Славься, каторга исканий, вся в мозолях и в крови, -
та, что высекла из камня искру вечную любви!
Кто это выдумал
В. Митрохину
Кто это выдумал? Осени долгой свечение
все еще теплится в рощицах и между строк.
Облака белого неуловимо влечение.
Неба вечернего тихий, неясный восторг.
Золотом соткано знамя над всеми высотками.
Воздух такой, что не выдохнуть имя без слез.
Кто этот ловкий, кто вырезал озеро с лодками,
сладил сусальный багет из осин и берез?
Кем это создано и на мгновение созвано -
к сонному берегу вечности, кромке веков?
Тянутся тени к востоку легко, неосознанно,
и продолжается в кронах возня сквозняков.
Осенняя ночь
Ночь ходила смутная, глухая, для грехов удобная вполне.
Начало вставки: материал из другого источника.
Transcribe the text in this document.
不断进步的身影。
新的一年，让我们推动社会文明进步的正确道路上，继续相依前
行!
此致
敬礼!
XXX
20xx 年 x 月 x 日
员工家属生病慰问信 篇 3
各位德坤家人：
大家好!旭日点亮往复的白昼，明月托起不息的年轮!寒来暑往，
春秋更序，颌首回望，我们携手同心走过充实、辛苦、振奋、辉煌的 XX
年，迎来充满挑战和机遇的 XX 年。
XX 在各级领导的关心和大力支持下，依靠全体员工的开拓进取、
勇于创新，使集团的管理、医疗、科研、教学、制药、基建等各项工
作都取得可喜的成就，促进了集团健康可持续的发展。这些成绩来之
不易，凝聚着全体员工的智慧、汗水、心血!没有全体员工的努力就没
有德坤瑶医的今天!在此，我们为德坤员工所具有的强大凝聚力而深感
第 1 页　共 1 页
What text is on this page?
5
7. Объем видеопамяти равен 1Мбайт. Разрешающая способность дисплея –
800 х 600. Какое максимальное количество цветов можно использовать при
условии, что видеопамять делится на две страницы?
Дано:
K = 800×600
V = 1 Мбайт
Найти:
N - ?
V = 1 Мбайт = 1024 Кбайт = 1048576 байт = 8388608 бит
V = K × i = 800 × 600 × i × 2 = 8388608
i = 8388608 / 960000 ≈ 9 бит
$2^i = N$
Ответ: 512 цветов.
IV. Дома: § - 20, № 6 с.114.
Ударялась, чем-то громыхая. Колыхала космы по стене.
Дерево продрогшее стучалось то и дело в стылое окно.
Только почему-то не случалось то, чему случиться суждено.
Все лететь, наверно, не хотели, прятались, ленивые, вдали
легкие посланники метели – белые мохнатые шмели.
На пляже
Я начертал на зорьке письмена у берега морского на виске,
заветные вписал я имена мысками туфель на сыром песке.
Но солнце поднатужилось едва – и высох, и просыпался
песок.
Волна любовно гладила слова, за слогом перевеивая слог.
Пылает юг, и плавится восток, и запад распаляется в ответ.
И всем не до меня и не до строк – из тех, что перечитывал
рассвет.
Осенний курорт
Печаль забвенья в сквере, на газоне, печать ее на дамочке
с собачкой.
Курорт уже впадает в межсезонье, точнее именуемое
спячкой.
Ко сну приготовление включает в себя дежурный ужин
и прогулку
к ощипанному парку, переулку, большой воде, баюкающей
чаек.
Терзается вода, не замечая тебя, меня, хохлушек
с омичами.
Колеблется и слушает вполуха, о чем бурчит никчемная
старуха.
Судьба
Размечены пути в пространстве мглистом -
и в этом ушлом веке, и в античном…
Во Франции я вырос бы голлистом,
поскольку был де Голль харизматичным,
как дева Орлеанская, пожалуй.
В ее бы состоял я, верно, войске,
по-братски относился к ней, по-свойски,
хотя и преклонялся перед Жанной.
С воинственными взглядами своими
спартаковцем я стал бы в Древнем Риме.
Но если б невзначай ошибся классом,
то тут уж оказался явно с Крассом.
Тщеславие – примета не к добру, но
мы все мечту о подвиге лелеем.
И кажемся себе Джордано Бруно,
живя и умирая Галилеем.
Тепло
Безвестной воле повинуясь, оно на улицы вернулось.
Извне лилось и в мир текло телесно-нежное тепло.
И словно не было ненастья. Легки, ленивы сквозняки,
неуловимы, будто счастье, твоей касаются руки.